As a medium, short films naturally distill narratives down to core elements, often employing a central metaphor buttressed by rich symbolism. Nacro remains a master of the genre, peppering imagery throughout in order to contour meaning, while maintaining generative forms of ambiguity. The washing machine Salif promises Isa—metaphor for easy domesticity and alleviation of womens’ household chores—never materializes. Salif’s name, which literally translates as “predecessors” in Arabic and refers to the early followers of Muhammad (role models par excellence for contemporary Muslims), underscores society’s rampant hypocrisy. As Astou pulls into Ouagadougou in a taxi, she rolls past a sign reading NovaAfrica. Isa and Salif’s VHS wedding tape emerges nothing more than an image of happiness—perhaps a comment on film itself?—broadcasting its artificial emotions and setting unrealistic expectations. Puk Nini doesn’t linger on these metaphors. Instead, they appear and disappear without calling overt attention to their own presence. As a result, a subtle accretion of symbols reinforces the work’s central themes without dominating its interpretation.

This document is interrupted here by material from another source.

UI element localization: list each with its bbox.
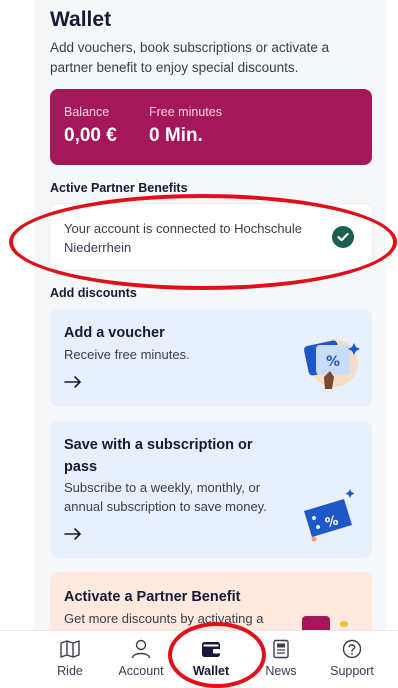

It has always seemed to me that the primary challenge confronting short filmmakers rarely has to do with saying too little. Frequently, duration constraints force works into overwrought and predictable central metaphors—many short films can feel like drastically truncated feature length works that have sacrificed character on the alter of some central plot device. By contrast, Nacro’s work forges lapidary-like delineations of subjects, while relishing playful ambiguity. Mouthpieces for various views remain totally absent. Characters take the world as it is and adapt. Survival strategies are rarely ideal, and never idealized.
And ambiguity does mean ambiguity. By film’s end, Astou and Isa have forged a relationship of sorts, though it remains quite mercenary in its way. Lessons shared concerning how to “keep a man” only reinforce already low expectations. Salif remains unreformed. The couple’s daughter has all but disappeared from the equation. This isn’t society transformed, but reflected: art following life and gingerly commenting upon it. Like all fascinating film, Puk Nini’s central message remains contestable, even if its commitments do not. It’s a complex work about serious stuff laundered through a delightful romp. And it has a lot to say.